Il fallait que ça arrive, un jour ou l’autre, nous le savions les enfants et petits-enfants du côté paternel. Seuls mes grands-parents restaient sur leur planète dorée. Ils se sentaient en sécurité avec leurs caméras et leurs portes infranchissables, serrures trois points, avec leurs alarmes. Ils se sont trompés. Presqu’un un an qu’ils n’y ont pas mis les pieds, voire plus. La dernière bâtisse familiale parce qu’ils ont vendu celle de Gironde et le chalet savoyard depuis un moment.
Là où on a fait toutes nos conneries avec mon frère et mon cousin plus âgé, où on sautait de la balançoire directement dans la piscine, où allait cueillir les cerises à même les branches parce que c’est meilleur. On faisait le tour de la maison en vélo aussi, et puis du basket et du badminton sur le terrain spécialement aménagé par mon grand-père quand il avait sa tête en entier et que les symptômes d’un pseudo Alzheimer ne le menaçaient pas encore. Tous les trois on a fait les quatre-cent-coups. Etrange j’en parlais en début de semaine…

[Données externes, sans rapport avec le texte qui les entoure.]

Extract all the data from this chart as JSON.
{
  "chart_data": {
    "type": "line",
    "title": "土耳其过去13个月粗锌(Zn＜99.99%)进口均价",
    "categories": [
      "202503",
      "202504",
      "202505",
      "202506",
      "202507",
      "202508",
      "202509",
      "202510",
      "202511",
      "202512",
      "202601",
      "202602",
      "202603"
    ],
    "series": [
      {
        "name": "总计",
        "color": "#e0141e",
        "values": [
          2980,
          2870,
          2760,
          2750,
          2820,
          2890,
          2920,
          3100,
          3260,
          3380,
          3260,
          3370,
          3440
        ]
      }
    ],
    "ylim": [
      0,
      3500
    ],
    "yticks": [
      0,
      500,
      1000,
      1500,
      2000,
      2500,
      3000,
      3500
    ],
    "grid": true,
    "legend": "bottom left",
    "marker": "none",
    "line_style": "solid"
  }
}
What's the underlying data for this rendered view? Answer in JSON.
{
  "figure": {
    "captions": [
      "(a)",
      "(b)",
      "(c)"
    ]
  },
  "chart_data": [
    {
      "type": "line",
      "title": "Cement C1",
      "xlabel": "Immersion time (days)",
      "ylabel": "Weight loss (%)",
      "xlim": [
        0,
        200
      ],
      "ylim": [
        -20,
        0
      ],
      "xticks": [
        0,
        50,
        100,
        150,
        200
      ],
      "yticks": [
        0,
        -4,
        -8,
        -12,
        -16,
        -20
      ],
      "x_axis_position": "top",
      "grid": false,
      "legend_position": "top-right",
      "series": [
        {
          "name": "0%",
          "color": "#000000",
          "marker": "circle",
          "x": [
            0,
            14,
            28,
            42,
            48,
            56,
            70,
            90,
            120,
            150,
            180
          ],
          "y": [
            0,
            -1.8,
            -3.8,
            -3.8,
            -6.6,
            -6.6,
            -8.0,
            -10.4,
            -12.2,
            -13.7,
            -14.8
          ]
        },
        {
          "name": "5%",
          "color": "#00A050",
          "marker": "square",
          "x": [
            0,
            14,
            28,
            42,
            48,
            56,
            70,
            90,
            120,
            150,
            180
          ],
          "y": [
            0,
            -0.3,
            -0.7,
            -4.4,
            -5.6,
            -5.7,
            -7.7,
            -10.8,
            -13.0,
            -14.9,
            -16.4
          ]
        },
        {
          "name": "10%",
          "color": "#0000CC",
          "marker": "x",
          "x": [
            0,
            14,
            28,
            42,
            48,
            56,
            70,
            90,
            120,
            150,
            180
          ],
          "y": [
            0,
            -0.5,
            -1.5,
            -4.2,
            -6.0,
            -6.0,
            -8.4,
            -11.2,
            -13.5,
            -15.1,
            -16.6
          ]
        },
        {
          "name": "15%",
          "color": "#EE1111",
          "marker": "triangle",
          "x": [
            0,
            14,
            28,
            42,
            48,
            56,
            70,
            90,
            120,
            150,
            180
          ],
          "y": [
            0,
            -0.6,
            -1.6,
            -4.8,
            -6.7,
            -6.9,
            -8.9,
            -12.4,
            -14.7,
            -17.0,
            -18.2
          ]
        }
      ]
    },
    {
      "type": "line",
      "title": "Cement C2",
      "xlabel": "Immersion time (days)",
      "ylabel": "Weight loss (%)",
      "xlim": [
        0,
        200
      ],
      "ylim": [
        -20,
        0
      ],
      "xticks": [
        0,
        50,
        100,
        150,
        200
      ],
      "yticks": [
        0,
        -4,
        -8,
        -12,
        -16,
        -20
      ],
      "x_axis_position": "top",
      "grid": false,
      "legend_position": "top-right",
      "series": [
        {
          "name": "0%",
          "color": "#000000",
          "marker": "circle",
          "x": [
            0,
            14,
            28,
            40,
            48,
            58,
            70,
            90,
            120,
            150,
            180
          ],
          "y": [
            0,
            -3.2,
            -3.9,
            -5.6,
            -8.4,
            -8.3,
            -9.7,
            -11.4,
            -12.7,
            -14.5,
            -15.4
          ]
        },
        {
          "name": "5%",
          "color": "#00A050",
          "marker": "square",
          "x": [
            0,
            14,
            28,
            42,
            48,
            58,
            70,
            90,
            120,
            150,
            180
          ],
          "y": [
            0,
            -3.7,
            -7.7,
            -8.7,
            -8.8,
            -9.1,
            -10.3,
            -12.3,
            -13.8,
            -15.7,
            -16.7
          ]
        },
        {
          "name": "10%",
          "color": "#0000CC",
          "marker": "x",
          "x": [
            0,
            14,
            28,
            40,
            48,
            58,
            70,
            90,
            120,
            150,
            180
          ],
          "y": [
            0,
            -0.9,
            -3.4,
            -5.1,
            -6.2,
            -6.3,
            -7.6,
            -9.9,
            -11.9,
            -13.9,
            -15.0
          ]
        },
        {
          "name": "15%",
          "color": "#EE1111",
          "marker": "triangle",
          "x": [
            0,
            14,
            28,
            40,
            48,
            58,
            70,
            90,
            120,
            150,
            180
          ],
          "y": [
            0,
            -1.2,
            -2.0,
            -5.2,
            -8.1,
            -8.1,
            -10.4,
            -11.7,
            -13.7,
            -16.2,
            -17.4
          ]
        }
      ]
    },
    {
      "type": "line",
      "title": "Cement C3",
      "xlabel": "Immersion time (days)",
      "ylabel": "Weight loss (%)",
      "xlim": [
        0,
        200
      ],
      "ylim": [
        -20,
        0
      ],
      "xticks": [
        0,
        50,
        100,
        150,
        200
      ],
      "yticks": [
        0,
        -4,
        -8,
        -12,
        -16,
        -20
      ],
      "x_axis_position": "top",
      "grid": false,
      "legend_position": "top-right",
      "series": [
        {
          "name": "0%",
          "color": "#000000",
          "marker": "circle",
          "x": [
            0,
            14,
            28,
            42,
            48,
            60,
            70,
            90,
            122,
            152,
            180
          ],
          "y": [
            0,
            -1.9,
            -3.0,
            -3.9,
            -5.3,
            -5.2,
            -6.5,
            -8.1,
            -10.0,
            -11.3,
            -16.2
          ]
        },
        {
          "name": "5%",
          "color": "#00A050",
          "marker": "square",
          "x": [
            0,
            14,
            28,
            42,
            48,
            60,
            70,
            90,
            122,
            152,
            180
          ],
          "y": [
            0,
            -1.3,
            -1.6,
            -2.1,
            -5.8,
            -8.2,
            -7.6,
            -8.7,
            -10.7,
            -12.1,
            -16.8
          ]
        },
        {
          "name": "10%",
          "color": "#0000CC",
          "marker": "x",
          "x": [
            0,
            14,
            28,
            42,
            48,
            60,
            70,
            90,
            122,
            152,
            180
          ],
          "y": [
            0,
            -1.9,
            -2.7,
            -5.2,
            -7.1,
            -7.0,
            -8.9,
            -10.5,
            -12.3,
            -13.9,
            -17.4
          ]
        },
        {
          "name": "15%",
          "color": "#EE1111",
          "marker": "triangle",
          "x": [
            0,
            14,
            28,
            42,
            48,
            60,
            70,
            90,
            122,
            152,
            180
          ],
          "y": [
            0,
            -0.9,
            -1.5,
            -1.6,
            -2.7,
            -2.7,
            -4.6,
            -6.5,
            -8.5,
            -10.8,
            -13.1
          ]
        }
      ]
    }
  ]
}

On avait chacun notre chambre dans cette maison, ancien corps de ferme, qu’on décorait tous les ans quand on y passait seulement deux semaines pour ne pas vexer ma grand-mère maternelle. Dans chaque chambre un lit mezzanine avec un bureau en dessous pour dessiner ou colorier des albums offerts par nos oncles. On se battait pour savoir qui allait mettre la table parce que celui qui organisait les couverts sur la nappe et disposait les verres à l’envers avait le droit de ne pas débarrasser et de filer directement jouer. Il y avait la télévision aussi, devant laquelle on regardait le Club Dorothée tous les matins, affalés sur les canapés en sirotant un jus d’orange frais. Le matin on avait un numéro pour la douche, un, deux ou trois qu’on tirait au sort et le soir, l’ordre était inversé. On tirait à la courte-paille parfois c’était plus rapide parce que mon petit frère, souvent chahuté, voulait dessiner lui-même les petits cartons du tirage au sort. Et mon frère il était très lent.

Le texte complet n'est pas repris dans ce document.